The .await points mark where one stage must wait for another’s result — only exactly where required. join! expresses that the two loads can be issued to the Mte2 DMA engine simultaneously, letting the hardware overlap them.

What This Gives ptoas

The Ascend NPU has five independent hardware pipes: Scalar, Mte1 (UB→GM), Mte2 (GM→UB), Vector, and Cube. With async tile ops, mlir_to_pto.rs emits PTO-MLIR where the only sequencing edges are true data dependencies. ptoas’s --enable-insert-sync then inserts set_flag/wait_flag pairs only where a dst-pipe op consumes a src-pipe op’s output — no other barriers.

For the softmax decomposition, this means:

• trowmax (Vector) waits for tload (Mte2) → one set_flag(MTE2, V, 0)
• trowexpandsub → texp → trowsum → trowexpanddiv are all Vector ops with sequential deps → no barriers between them (same pipe, hardware queues enforce order)
• tstore (Mte1) waits for trowexpanddiv (Vector) → one set_flag(V, MTE1, 0)

Total: 2 fine-grained flags, compared to pipe_barrier(PIPE_ALL) at every step in the buffer-API path.
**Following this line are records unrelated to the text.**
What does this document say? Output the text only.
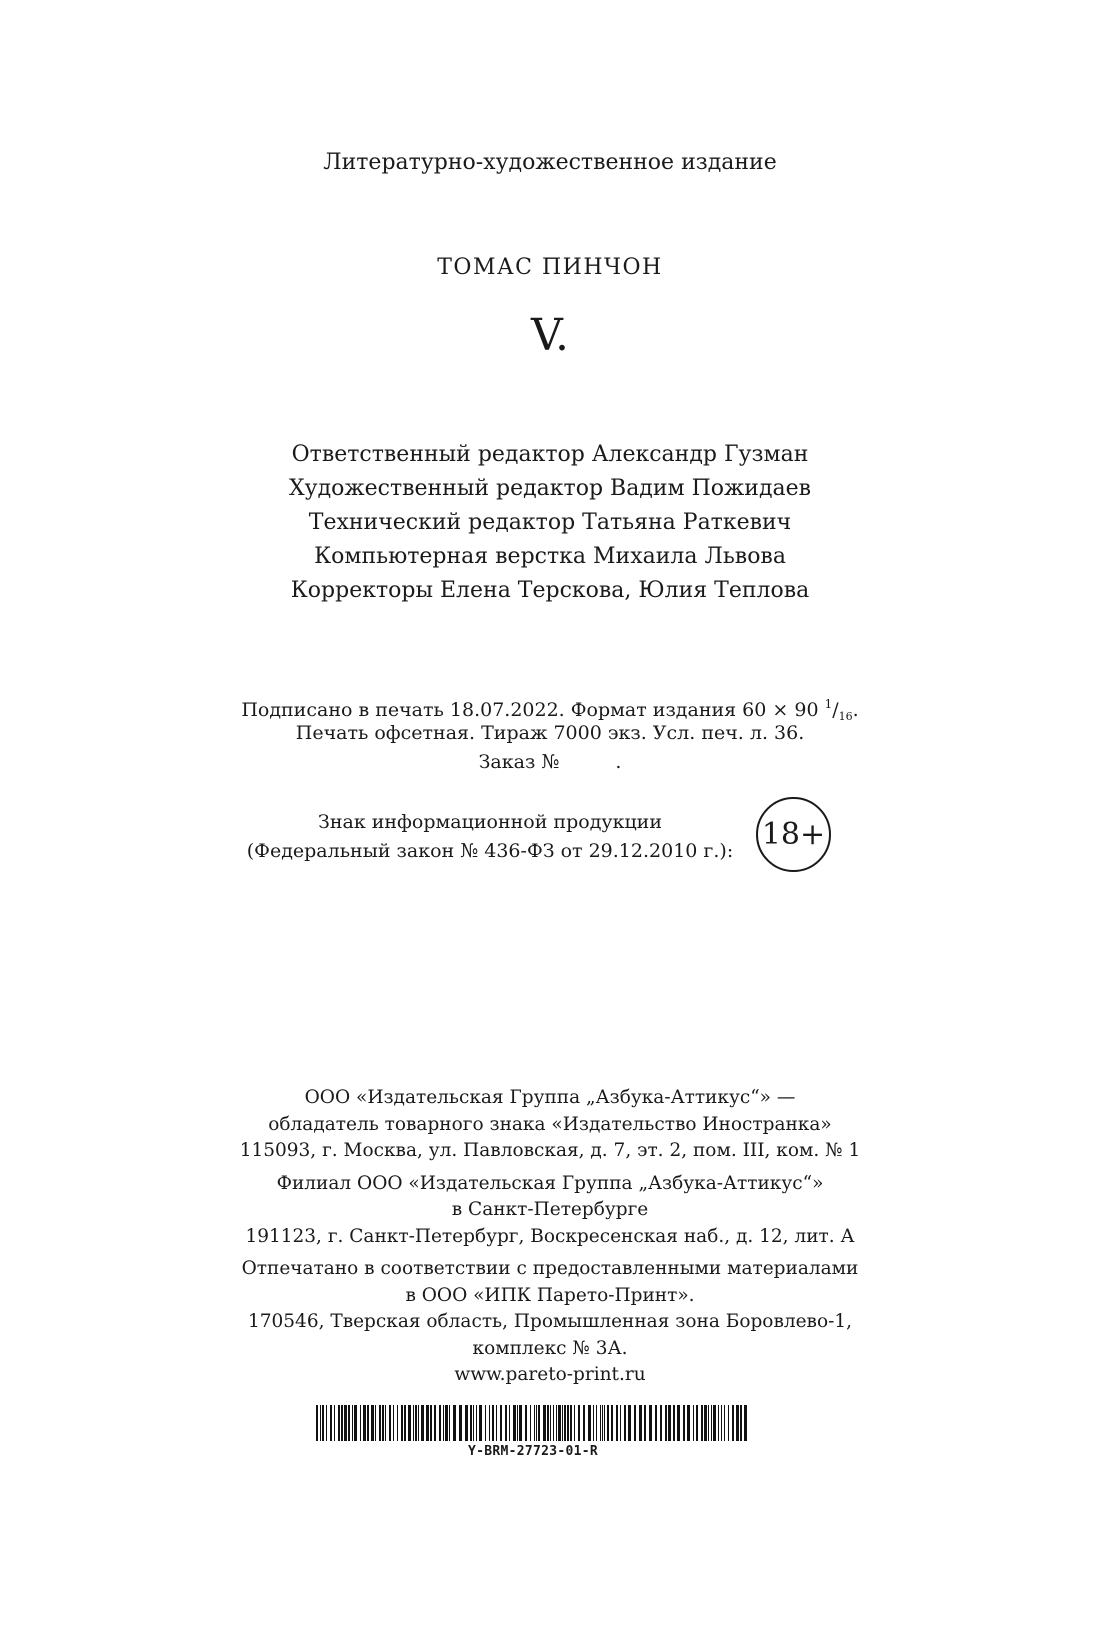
Литературно-художественное издание
ТОМАС ПИНЧОН
V.
Ответственный редактор Александр Гузман
Художественный редактор Вадим Пожидаев
Технический редактор Татьяна Раткевич
Компьютерная верстка Михаила Львова
Корректоры Елена Терскова, Юлия Теплова
Подписано в печать 18.07.2022. Формат издания 60 × 90 $^1/_{16}$.
Печать офсетная. Тираж 7000 экз. Усл. печ. л. 36.
Заказ №	.
Знак информационной продукции
(Федеральный закон № 436-ФЗ от 29.12.2010 г.): 18+
ООО «Издательская Группа „Азбука-Аттикус“» —
обладатель товарного знака «Издательство Иностранка»
115093, г. Москва, ул. Павловская, д. 7, эт. 2, пом. III, ком. № 1
Филиал ООО «Издательская Группа „Азбука-Аттикус“»
в Санкт-Петербурге
191123, г. Санкт-Петербург, Воскресенская наб., д. 12, лит. А
Отпечатано в соответствии с предоставленными материалами
в ООО «ИПК Парето-Принт».
170546, Тверская область, Промышленная зона Боровлево-1,
комплекс № 3А.
www.pareto-print.ru
Y-BRM-27723-01-R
The 16×512 shape reaching 12.9 GB/s is a direct measurement of this — 16 independent row-softmax ops exposed to ptoas as a single wide tile op, letting the scheduler find the optimal overlap.

Current State

Double-Buffering Results (910B2, 2026-04-02)

tile_softmax_double_buf processes two 1×1024 tiles per launch using tile_prefetch_f32 to issue the second load before the first tile’s compute begins. ptoas schedules the two pto.tload ops concurrently on Mte2 because they have distinct partition_view offsets ([%c0,%c0] and [%c1,%c0]) — no data dependency between them.

1.62× per-tile throughput (avg); 1.82× best-case. See Appendix J §J.4 for full kernel source, generated PTO-MLIR, and the two-bug fix in mlir_to_pto.rs that made this possible.